I’m not bragging when I tell you my son is brilliant. See the photo of one of his bookshelves? He loves to read, to know, to imagine and explore despite the difficulties he
has. Imagine going to dinner one evening after work with your son and he wants to talk about the concept of time, eager to explain how artificial this concept is. Or, taking him to presentations at the local library and he asks questions using vocabulary that you yourself have to look up. Yes, he’s brilliant.
And, here’s the part that really infuriates me.
Years, later this same adult told Evan that he too, suffered from this exact form of dyslexia.
That hurt me to my heart.
Evan says it can take him hours to read a single page in the Bible, but he spends that day reading that page lacking the tools or resources that he should have developed years ago.
Clearly, dyslexia and other disabilities are unrelated to intelligence. It is a physical condition in which the brain and the eyes do not coordinate. Robin Williams, Whoopi Goldberg, Muhammad Ali and Leonardo de Vinci are among the famous people who have this disability.
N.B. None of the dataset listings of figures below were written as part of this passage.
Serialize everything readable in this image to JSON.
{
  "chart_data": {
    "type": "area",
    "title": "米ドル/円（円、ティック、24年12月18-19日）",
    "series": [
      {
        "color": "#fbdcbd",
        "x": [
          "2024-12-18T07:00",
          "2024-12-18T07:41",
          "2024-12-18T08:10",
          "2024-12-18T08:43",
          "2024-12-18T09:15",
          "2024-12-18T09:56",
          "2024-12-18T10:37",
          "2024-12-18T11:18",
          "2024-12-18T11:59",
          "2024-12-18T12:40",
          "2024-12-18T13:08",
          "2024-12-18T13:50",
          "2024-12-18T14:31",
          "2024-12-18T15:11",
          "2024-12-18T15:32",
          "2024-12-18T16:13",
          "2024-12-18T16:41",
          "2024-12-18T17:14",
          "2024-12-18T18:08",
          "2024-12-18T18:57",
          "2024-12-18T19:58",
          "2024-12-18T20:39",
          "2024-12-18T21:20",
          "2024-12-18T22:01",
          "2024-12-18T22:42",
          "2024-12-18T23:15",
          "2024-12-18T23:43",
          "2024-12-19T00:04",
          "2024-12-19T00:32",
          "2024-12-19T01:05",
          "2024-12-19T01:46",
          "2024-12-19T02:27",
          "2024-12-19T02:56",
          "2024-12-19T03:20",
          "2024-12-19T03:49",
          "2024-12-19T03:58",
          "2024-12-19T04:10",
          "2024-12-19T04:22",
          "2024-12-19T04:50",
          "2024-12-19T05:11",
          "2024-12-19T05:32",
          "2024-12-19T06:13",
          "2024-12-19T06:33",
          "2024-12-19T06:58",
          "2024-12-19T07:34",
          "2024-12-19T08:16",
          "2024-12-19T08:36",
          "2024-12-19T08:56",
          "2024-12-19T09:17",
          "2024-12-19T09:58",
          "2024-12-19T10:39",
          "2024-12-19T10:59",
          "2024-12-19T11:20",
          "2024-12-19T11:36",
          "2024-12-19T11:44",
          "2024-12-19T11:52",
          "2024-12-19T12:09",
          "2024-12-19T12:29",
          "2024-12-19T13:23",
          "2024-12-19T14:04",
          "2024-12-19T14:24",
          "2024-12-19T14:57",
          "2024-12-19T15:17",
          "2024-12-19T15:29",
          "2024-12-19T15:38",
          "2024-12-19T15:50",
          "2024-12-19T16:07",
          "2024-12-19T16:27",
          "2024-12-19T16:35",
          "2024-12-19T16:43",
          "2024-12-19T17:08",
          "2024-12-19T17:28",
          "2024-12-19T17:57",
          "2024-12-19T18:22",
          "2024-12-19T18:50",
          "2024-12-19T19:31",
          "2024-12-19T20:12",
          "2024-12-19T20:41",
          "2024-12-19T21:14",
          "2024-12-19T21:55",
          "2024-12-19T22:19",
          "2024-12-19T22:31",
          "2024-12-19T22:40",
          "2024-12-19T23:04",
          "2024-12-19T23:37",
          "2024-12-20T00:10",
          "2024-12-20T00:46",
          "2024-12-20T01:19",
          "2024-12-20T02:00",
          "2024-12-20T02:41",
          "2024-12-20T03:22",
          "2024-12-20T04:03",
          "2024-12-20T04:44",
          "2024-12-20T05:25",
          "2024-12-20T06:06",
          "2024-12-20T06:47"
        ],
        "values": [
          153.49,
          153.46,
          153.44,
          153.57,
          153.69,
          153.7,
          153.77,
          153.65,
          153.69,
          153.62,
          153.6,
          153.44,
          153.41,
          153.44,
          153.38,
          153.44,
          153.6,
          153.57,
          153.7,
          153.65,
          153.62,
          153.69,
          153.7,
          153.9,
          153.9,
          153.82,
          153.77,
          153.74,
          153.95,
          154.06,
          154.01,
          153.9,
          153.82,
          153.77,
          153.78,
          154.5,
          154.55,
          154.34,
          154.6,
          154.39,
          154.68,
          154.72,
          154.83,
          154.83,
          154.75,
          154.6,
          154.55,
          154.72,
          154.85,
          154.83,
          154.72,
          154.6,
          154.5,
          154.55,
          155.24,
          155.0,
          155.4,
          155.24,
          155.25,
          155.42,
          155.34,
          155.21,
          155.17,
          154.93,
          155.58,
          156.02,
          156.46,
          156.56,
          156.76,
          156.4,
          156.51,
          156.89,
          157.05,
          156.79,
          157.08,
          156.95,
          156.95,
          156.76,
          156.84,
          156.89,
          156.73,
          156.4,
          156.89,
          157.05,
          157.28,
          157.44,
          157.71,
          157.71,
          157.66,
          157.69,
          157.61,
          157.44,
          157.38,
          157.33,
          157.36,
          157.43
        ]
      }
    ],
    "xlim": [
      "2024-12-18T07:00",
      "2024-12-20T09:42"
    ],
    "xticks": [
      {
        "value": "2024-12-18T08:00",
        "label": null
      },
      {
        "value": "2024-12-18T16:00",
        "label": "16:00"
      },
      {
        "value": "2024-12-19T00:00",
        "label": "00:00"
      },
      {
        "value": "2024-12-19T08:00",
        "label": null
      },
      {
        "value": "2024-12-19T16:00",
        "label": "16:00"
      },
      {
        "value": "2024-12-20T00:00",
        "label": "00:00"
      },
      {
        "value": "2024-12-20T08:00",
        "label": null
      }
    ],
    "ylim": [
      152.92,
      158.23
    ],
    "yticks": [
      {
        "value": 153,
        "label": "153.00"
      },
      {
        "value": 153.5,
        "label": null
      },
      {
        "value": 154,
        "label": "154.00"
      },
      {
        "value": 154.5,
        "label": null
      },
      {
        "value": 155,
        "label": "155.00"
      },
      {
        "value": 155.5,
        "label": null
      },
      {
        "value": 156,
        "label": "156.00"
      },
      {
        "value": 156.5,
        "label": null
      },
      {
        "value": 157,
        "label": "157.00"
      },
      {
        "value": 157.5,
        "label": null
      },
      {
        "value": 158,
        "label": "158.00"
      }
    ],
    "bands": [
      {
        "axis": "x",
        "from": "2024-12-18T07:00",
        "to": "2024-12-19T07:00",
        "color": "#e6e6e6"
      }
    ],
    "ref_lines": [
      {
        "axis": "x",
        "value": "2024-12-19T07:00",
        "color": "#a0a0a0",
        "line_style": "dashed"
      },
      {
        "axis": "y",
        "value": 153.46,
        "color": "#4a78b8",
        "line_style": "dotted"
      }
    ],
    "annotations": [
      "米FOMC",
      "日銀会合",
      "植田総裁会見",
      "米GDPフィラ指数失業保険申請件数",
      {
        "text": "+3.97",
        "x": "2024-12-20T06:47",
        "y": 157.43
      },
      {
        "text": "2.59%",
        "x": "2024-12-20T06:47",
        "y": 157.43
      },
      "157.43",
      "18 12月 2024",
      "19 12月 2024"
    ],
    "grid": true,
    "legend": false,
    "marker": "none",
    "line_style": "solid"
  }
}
I almost said ‘who suffer with this disability’ but, when I asked Evan if I could share his story, he asked that I share The Dyslexic Advantage, a book, website and Youtube channel that promotes “positive identity, community, and achievement among dyslexic people by focusing on their strengths.”
I started telling my sister about this and she said “I must have dyslexia!” She said that she often transposes numbers, particularly the last two in a set. I’m certain that my inability to proofread my own writing is dyslexia as well. I often manipulate word endings as well as think I see words in sentences that are not there. My sister and I started discussing patterns in what we do and how we can prevent errors in our professional work. I’ll proof this article 3 types using various copy editing techniques but, you’ll probably still see errors in this post.
Other visual dyslexia problems readers my face would include seeing mirror images of words or seeing a black page with white print. While there are numerous symptoms, they can easily escape busy working parents who are just too close to see the forest for the trees.
Traditional educators are not always training in looking for learning disabilities. If your child is having problems at school, ask them what they see when they look at a page in a book. Given that there is also auditory dyslexia, you might ask what they invite them to repeat why you say or see how well they can remember what you tell them orally. Make a game of it and be amazed about what you find out about how your child learns. As you can see from my experience, these conversations can be critical.
If you uncover difficulties, your school should have special education resources to help your child overcome them. I personally do not believe that requiring schools to make adaptations is the way to go. I think children are empowered when they learn how to overcome obstacles. If your school does not or cannot support your child, talk t
o your pediatrician or contact an organization such as the one in Indianapolis.
Don’t assume the worst of your child, but don’t make excuses for them either. If they tell you there’s a problem, get it checked out because there are too many resources out there to support our children in the learning process. So many of them have so much working against them, let’s do what we can as parents and educators to help them succeed in school and beyond.
There is help for those who don’t realize until they’re adults that they have a reading problem. It’s never too late.